I’m seeing the Vampire Cowboys theatre company’s live movie-serials every other installment, and neither one of us wants to be the first to say shut up:

Dustin Chinn’s sentai pastiche “Let’s Ninja Science Ranger Team Get!” started over-the-top and is heading back up the sides for another plummet, with playground ultraviolence and potboiler overstatement in the capable hands of its frenzied ensemble overall and the post-stooges psychic mayhem of Jon Hoche, Temar Underwood and Paco Tolson in particular.

Crystal Skillman’s IT situation-farce “Hack” has continued to ramify like an unattended NORAD screensaver that’s been accidentally modeling Defcon 1. The storyline is a labyrinth down which characters keep wandering into random genres connected at some distant, divine remove to whatever-the-hell crisis they’re ostensibly averting (or causing and supposedly controlling) — a great metaphor for mass-media’s constant distractions from a semblance of purpose. Best among the roll-call is the newest character since I skipped an episode, the “It’s a Good Life”-style 10-year-old hacker who fixates on pantomiming Hannah Montana in-between bouts of real-life recreational mastery-of-the-universe.
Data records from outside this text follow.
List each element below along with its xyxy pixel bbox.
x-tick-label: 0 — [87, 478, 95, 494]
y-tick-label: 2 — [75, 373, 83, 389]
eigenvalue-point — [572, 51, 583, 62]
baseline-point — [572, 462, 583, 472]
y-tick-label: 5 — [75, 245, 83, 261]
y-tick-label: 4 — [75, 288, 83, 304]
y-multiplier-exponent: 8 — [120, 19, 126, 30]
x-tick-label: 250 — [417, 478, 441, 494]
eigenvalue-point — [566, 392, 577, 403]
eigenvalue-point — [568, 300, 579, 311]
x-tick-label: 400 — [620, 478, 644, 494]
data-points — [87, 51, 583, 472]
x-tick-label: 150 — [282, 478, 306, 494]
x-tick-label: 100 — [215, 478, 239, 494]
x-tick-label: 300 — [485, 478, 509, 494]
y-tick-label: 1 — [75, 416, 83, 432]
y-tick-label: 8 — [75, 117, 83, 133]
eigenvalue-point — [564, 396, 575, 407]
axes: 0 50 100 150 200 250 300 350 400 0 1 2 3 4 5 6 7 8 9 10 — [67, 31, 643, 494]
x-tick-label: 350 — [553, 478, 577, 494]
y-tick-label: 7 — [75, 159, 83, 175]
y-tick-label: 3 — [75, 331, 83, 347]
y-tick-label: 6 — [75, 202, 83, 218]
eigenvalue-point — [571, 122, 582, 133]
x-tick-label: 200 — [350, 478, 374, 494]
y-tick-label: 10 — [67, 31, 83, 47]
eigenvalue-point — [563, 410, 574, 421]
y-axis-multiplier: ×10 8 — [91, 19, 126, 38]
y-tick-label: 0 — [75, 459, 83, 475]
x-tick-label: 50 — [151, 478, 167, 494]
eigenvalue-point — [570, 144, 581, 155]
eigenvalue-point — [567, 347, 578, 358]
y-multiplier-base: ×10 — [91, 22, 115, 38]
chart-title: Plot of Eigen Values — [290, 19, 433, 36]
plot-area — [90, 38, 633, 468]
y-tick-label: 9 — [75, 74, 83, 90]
Everyone’s sliding into their avatar identities and wishing they’re someone they’re not, who’s nonetheless realer than they are — a splendid source of episodic tension with no existential season finale in sight.
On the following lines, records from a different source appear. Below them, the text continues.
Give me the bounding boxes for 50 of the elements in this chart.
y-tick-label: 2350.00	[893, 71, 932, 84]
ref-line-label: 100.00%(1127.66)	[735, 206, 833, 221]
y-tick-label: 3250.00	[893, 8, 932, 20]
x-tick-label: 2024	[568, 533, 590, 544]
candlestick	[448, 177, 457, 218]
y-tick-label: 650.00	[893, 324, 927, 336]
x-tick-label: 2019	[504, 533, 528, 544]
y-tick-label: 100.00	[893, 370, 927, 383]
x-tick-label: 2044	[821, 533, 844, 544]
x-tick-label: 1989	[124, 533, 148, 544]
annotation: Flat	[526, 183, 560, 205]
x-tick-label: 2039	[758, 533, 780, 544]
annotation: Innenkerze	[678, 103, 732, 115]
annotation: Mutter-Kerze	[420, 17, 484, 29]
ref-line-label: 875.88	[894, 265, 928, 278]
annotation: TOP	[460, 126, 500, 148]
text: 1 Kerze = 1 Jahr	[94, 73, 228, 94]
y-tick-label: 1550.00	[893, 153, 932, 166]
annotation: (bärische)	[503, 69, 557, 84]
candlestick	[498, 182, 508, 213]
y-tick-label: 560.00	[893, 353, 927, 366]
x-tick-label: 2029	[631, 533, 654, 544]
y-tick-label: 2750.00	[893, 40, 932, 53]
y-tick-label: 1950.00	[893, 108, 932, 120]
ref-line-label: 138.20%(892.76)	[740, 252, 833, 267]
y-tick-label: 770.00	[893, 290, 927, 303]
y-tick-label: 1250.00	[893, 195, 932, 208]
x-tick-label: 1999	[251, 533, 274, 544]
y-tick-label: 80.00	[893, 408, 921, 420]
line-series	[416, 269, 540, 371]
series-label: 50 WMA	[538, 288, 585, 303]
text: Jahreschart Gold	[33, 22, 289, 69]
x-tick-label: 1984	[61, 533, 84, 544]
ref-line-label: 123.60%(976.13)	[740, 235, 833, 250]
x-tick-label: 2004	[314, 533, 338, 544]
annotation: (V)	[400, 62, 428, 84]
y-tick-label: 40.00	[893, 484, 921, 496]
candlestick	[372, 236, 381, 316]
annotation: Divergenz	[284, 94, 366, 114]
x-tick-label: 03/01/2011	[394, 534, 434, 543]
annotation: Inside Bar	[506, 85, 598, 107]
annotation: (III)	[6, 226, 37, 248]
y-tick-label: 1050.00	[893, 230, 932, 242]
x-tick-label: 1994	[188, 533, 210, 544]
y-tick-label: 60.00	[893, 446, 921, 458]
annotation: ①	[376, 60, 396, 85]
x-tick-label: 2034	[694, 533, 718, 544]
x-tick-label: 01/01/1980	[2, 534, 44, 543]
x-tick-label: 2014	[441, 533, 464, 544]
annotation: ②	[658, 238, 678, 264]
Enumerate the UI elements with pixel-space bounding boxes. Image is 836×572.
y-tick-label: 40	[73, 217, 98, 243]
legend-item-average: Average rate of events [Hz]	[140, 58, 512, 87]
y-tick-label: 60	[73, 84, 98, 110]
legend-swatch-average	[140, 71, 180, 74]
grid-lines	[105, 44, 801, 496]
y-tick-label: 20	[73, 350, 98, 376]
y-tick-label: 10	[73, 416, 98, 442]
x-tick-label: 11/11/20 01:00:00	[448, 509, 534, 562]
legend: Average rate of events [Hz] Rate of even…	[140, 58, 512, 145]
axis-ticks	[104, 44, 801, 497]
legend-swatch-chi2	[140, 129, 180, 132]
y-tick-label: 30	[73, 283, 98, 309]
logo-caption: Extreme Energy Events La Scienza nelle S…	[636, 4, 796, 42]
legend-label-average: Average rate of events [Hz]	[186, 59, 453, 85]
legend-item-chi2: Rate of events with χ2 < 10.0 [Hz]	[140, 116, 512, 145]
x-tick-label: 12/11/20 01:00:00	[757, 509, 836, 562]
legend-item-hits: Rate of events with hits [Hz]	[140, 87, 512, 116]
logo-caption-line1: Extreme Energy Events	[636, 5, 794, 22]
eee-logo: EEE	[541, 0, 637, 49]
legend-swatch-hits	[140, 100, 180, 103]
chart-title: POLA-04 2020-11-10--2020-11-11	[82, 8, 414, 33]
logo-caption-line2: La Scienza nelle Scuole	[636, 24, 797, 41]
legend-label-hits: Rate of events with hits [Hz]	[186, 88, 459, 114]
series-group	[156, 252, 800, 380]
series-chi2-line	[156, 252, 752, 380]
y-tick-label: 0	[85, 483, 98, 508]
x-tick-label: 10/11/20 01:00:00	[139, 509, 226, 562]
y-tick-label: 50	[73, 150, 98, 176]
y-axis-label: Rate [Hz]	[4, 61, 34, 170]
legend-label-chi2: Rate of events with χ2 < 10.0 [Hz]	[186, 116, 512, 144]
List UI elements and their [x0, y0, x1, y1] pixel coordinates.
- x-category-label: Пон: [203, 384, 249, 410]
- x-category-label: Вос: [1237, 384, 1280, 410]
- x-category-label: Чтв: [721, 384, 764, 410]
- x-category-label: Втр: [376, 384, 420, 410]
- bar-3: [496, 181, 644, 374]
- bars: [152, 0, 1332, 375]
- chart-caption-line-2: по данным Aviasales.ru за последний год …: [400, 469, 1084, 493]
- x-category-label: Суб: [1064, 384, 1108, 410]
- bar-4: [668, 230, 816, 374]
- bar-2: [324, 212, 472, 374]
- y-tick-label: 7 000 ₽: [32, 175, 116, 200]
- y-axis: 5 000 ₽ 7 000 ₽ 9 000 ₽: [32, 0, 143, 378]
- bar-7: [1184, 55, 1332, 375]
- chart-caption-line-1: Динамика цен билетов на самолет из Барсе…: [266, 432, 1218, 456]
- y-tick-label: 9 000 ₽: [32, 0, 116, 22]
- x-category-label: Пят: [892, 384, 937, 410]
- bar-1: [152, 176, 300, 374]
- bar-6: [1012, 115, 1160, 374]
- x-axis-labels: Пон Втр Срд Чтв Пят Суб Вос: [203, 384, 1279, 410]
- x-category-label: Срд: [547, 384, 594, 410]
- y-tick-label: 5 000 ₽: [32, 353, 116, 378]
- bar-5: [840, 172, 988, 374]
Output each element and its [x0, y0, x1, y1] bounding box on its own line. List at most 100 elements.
As its overemphasized title telegraphs, Brent Cox’s “Jack O’Hanrahan and the Troubulation of Doom” remains a pure poetry-slam of vague anxiety and cogent malapropism — “An old war buddy whose death was almost tragic”; “The professor they call…The Professor” — too many to mention, but there’s two more to go. On the other hand, shortsightedly pronounced dead here last time, Mac Rogers’ exorcism soap-opera “Mother Sacramento” and James Comtois’ time-travel battlefield melodrama “Entrenched” convinced me of the value of holding on to that cliff; “Sacramento”’s sophisticated setup has swerved into some salutary hysteria and “Entrenched” has reprocessed its slow-build storytelling into genuinely creepy apprehension.

Anchored by an almost episode-length soliloquy from a transcendentally manic Hope Cartelli whose blind-drunk but temporarily cold-turkey character thinks she’s hallucinating the whole scenario, Jeff Lewonczyk’s labcoat-ripper “Lady Cryptozoologist: Season 2” delivered an entire segment-full of sexual Darwinism and Freudian vaudeville; not so much a comedy of errors as of doggedly intentional mis-happenstance, and what else is natural selection for?

I think I’ll miss December so the finales can come as much a surprise to me as to our heroes. There’s always enough mystery if you know where not to look.